The Boks have been drawn in Pool B with world leaders New Zealand and have avoided the "Pool of Death" - Pool C which includes England, France and Argentina, all capable of being top four finishers in Japan.
Jean de Villiers, the Springbok captain at the 2015 World Cup, says the draw is good for the Boks but only if there is significant change in the form of the Springboks over the next two years.
“We have to see our pool game against New Zealand as a game that simply has to be won,” De Villiers said. “And if that is going to happen, a lot has to change in SA rugby over the next two years because current form does not give us much hope of beating the All Blacks any time soon.
“But it can happen,” the former Bok centre added. “A lot can change in two years. We have the players. We just have to get the structures right and build confidence and momentum. I am hopeful the Boks can get it right and it is significant that we have had a good draw and should be able to make the quarter-finals. But it is not just going to happen. A lot of role players in SA Rugby have to make sure we are a force in 2019.”
Mark Andrews, a World Cup winner in 1995, said the draw was good for the Boks but added that it counted for little as the Springboks can no longer take anything for granted in world rugby.
“We have to accept that we are now a mid-tier rugby nation (seventh in the world rankings),” Andrews said. “It is hurtful that we can no longer say it is a fait accompli that we will beat Italy in our pool in 2019. I feel that a lot has to change in our rugby if we are to be serious contenders of winning the World Cup.
"Something has to change.
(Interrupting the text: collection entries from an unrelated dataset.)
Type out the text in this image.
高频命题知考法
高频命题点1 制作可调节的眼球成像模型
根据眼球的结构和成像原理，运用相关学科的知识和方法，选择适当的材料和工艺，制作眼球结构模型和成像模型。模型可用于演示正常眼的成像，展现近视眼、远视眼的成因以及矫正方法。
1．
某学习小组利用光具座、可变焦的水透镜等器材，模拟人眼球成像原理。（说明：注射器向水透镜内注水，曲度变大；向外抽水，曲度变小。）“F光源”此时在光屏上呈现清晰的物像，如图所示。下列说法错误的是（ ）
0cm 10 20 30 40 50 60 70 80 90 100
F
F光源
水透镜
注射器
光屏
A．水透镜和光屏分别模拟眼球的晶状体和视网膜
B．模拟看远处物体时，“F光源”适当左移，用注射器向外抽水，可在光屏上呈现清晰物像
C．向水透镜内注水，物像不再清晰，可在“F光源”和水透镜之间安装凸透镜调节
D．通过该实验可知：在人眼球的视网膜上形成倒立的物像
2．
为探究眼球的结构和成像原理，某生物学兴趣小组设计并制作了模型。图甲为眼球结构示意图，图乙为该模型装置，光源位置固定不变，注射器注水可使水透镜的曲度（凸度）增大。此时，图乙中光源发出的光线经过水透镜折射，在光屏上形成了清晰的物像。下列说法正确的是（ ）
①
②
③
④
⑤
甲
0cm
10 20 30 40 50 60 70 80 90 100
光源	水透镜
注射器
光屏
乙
Just look at a country like England that were laughed out of their World Cup in 2015 and then had Eddie Jones come in and next thing England equalled the record for consecutive wins.”
Former Bok John Allan was caustic in his reaction to the draw.
“I don’t care which pool the Boks are in and who they are playing,” he said. “I just know that our rugby is in serious trouble and a lot has to change before Japan in 2019. We are nowhere and we need drastic change because right now Springbok rugby cannot be taken seriously in terms of winning the World Cup.”